A derrota do governo no pedido de urgência da reforma trabalhista fez soar todos os alarmes no Palácio do Planalto e pode estar ligado à divulgação da "Delação do Fim do Mundo". O maior receio do governo é com a reforma da Previdência, cujo relatório deve ser lido hoje de manhã em comissão especial da Câmara. Qualquer atraso será um sinal de problemas graves para a tramitação da proposta.

A rebeldia de ontem pode ter reflexo na votação da MP que acabou com as isenções fiscais. A medida preservou os meios de comunicação, hoje alvo da ira dos deputados devido à ampla divulgação que as delações da Odebrecht tiveram na imprensa.
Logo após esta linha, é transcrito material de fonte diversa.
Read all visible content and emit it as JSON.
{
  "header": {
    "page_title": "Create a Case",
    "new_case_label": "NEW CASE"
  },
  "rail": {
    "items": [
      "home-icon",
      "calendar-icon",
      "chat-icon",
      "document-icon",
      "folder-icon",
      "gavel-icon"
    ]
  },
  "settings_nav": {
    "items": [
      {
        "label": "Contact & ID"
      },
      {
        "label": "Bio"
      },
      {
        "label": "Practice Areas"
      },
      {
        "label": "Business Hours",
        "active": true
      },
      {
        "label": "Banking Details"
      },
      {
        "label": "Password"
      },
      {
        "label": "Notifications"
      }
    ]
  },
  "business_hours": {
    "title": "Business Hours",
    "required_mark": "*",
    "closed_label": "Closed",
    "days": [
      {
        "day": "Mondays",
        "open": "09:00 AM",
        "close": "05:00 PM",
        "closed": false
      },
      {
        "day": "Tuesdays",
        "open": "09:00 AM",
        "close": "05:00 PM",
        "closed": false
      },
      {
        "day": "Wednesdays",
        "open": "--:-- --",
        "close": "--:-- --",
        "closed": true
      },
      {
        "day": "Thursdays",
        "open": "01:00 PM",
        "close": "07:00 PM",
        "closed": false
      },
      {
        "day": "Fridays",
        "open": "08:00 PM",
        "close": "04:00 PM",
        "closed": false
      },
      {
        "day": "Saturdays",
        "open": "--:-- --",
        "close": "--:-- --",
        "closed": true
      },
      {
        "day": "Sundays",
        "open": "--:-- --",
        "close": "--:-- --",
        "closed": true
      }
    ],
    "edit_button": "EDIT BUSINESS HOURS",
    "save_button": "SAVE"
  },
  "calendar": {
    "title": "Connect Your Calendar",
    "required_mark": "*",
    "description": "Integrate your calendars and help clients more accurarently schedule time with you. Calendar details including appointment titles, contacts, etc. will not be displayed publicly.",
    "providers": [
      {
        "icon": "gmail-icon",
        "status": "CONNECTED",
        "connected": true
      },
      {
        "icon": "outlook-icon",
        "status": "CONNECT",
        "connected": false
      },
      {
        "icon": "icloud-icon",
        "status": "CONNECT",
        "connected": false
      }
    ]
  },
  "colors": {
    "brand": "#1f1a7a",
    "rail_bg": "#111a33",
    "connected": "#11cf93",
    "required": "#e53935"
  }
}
O governo acha que a rebelião deve ficar nisso e não espera ser surpreendido na reunião de hoje da comissão especial da Previdência. Mas nada leva a crer que a tensão de ontem, quando houve até invasão de policiais na Câmara, não venha a se repetir.
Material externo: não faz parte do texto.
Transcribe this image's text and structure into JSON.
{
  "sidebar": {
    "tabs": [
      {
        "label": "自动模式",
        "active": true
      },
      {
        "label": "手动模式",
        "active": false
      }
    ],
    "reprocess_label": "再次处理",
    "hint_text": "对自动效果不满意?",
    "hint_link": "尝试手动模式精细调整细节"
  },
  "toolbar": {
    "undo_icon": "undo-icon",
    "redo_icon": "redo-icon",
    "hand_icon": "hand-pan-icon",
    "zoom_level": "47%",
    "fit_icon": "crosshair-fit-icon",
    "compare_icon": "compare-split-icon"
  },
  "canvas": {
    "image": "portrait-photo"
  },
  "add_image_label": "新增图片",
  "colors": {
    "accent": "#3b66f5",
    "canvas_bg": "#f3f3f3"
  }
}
A rebeldia na Câmara, no entanto, parece ter causas mais profundas. Congressistas falam aos quatro cantos que contrataram o governo Temer para "estancar a sangria" da Lava-Jato, o que o Planalto não consegue e nem conseguirá entregar. Ficou provado semana passada. O Congresso sente-se descompromissado e cria dificuldades para entregar a agenda prometida por Temer.

Na cabeça do parlamentar, ele está sendo esculachado pelo Judiciário, a opinião pública e ainda é chamado a votar medidas impopulares de resultados de médio prazo e que somente serão sentidos quando já terá perdido o mandato.

Os deputados, também, já não temem ser abandonados pela máquina federal. A essa altura, não dá para o governo desencadear um amplo processo de esvaziamento das estruturas administrativas que eles ocupam nas suas regiões. A Câmara também aposta que o presidente Michel Temer não é de fazer represálias, como não era José Sarney (1985-1990).

As dificuldades mostram que o presidente da República terá que redobrar os esforços, se quiser a reforma da Previdência neste semestre, o que é pouco provável. O cenário mais aproximado para a finalização da reforma é setembro. Atrasos contínuos para votação na Comissão Especial e no plenário da Câmara não são um bom sinal.